Monday, August 30, 2010

175,000 calories

I had surgery on August 3rd and the doctor successfully bypassed my bowel obstruction. The problem was mainly radiation damage to a section of small intestine, rather than a bellyful of tumors like almost every doctor assumed. In fact, he couldn't find any new tumors in my abdomen. So now I can eat again!

115 Pounds (August 2010)
I am terribly thin, though. During the months of starvation I lost about 50 pounds from my previous weight of 165 pounds. And while on intravenous feedings I barely maintained what weight I had left.

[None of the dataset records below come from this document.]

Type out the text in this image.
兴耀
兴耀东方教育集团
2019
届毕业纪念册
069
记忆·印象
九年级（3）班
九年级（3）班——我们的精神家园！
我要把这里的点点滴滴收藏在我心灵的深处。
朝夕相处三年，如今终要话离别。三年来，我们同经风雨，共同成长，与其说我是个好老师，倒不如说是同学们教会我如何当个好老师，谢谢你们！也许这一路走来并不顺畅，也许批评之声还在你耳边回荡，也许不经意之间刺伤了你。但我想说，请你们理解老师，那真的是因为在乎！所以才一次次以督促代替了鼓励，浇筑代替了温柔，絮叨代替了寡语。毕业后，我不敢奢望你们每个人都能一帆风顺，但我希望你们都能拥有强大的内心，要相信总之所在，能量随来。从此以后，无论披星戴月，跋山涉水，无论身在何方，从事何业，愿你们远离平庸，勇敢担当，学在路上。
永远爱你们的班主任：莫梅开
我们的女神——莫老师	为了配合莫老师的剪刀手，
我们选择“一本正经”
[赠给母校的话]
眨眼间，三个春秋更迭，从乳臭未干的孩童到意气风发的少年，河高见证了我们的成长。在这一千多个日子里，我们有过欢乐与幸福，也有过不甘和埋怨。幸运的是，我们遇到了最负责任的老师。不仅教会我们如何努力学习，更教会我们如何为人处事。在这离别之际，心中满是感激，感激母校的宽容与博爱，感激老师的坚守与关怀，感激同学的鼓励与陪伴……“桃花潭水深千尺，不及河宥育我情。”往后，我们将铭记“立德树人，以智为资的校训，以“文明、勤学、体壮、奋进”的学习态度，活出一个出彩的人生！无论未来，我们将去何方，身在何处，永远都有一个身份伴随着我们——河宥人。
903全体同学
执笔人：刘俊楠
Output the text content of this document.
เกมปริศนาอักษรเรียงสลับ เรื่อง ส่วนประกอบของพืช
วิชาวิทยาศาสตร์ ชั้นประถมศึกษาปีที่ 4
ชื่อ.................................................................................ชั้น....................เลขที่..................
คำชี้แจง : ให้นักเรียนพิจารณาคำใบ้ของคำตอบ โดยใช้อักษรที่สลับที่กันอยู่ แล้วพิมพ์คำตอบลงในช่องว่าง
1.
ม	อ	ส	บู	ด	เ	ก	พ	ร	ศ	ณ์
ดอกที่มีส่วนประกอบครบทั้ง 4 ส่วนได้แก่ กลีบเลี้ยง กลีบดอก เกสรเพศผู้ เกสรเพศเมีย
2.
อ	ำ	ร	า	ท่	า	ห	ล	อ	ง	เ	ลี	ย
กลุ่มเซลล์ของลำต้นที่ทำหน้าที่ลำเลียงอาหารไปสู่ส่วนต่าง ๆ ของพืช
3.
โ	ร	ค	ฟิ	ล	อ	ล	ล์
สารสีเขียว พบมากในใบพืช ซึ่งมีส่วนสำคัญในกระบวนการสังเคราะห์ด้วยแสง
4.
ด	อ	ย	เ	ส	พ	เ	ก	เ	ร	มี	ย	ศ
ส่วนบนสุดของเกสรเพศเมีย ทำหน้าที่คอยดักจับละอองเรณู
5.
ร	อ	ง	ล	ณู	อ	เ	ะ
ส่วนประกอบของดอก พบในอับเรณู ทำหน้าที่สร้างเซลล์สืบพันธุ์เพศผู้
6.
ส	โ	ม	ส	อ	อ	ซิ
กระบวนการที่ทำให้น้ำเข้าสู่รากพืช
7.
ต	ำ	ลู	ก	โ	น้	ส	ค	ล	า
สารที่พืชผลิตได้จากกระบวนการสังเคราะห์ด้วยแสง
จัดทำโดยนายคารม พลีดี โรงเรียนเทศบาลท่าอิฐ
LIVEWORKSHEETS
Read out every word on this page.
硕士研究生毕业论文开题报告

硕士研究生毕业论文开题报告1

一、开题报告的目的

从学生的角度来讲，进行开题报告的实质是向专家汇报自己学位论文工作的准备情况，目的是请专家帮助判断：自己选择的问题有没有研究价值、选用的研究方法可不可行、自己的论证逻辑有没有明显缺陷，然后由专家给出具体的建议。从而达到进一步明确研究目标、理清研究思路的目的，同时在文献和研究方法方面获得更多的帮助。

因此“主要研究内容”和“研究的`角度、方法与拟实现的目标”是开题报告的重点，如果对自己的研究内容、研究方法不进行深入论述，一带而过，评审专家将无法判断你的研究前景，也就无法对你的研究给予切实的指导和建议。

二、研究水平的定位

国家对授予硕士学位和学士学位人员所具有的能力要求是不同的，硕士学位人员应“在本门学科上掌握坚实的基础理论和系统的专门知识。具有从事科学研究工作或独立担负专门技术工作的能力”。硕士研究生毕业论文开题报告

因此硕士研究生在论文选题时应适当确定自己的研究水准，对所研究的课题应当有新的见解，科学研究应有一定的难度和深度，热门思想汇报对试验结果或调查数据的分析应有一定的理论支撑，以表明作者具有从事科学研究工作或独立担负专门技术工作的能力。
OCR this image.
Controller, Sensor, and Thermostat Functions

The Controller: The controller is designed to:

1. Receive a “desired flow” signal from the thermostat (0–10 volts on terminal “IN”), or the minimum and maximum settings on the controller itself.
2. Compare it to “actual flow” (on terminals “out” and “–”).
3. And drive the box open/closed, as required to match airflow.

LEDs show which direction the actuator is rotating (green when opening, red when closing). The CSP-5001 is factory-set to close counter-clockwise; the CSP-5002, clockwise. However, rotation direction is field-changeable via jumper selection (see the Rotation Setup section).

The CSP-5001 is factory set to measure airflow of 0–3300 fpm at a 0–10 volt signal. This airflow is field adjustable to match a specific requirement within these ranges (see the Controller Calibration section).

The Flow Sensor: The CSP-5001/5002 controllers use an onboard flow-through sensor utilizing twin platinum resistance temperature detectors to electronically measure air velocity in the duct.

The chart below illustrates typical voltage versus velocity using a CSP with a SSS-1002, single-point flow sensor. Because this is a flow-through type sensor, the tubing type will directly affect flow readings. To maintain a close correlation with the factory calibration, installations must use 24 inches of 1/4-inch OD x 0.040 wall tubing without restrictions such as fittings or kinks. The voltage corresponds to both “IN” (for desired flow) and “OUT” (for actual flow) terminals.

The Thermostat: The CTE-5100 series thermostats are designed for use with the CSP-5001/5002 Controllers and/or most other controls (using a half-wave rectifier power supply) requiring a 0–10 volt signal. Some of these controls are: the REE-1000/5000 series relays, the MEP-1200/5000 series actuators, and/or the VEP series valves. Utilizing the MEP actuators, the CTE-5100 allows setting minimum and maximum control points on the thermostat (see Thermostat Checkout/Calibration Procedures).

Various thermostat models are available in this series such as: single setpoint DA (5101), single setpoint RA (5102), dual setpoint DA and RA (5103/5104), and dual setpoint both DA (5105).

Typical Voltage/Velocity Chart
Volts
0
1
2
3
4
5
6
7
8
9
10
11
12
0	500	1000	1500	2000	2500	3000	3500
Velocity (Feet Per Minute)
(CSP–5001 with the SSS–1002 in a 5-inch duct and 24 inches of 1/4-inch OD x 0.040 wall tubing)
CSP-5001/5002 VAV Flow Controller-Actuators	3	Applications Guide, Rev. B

So the doctor's orders are to gain those 50 pounds back.

Since it takes 3,500 calories to gain one pound*, that means I need to take in 175,000 calories above and beyond the 2,500 calories per day it takes just to maintain weight. If the doctor wrote a prescription for all those calories, it might look like one of these:

  • 650 McDonald's hamburgers
  • 1,200 Stonyfield Farms Strawberries & Cream yogurts
  • 1,500 Quaker Chewy Chocolate Chip granola bars
  • 4,400 Thin Mint cookies

It's a bit of a struggle to eat all those calories right now. With the shortened digestive system and organs that aren't used to seeing food, whatever I eat tends to pass through quite quickly. Some meals seem to exit into my colostomy pouch in just 12 hours – not much time to absorb all the calories and nutrients. And my stomach has shrunk from months of disuse, so I can't eat much at a time to begin with.

But I'm tired of looking like a skeleton, so I'm working at putting on weight – eating whatever sounds good and getting some light exercise walking and playing Wii.

Wednesday, June 2, 2010

State of the Body

I figure that my 37th birthday is a good time to take inventory of the state of my body. It's gotten more complicated with accessories lately to compensate for damage done by the cancer (and friendly fire from the treatments).


Left shoulder


I've had a mediport since shortly after diagnosis in 2004 to make it easier to get chemotherapy. Instead of going through arm veins, I have a metal disc placed under the skin with a tube leading into the largest vein entering the heart. This saves the smaller arm veins from being burned by the drugs and simplifies the poking needed to get an IV line going.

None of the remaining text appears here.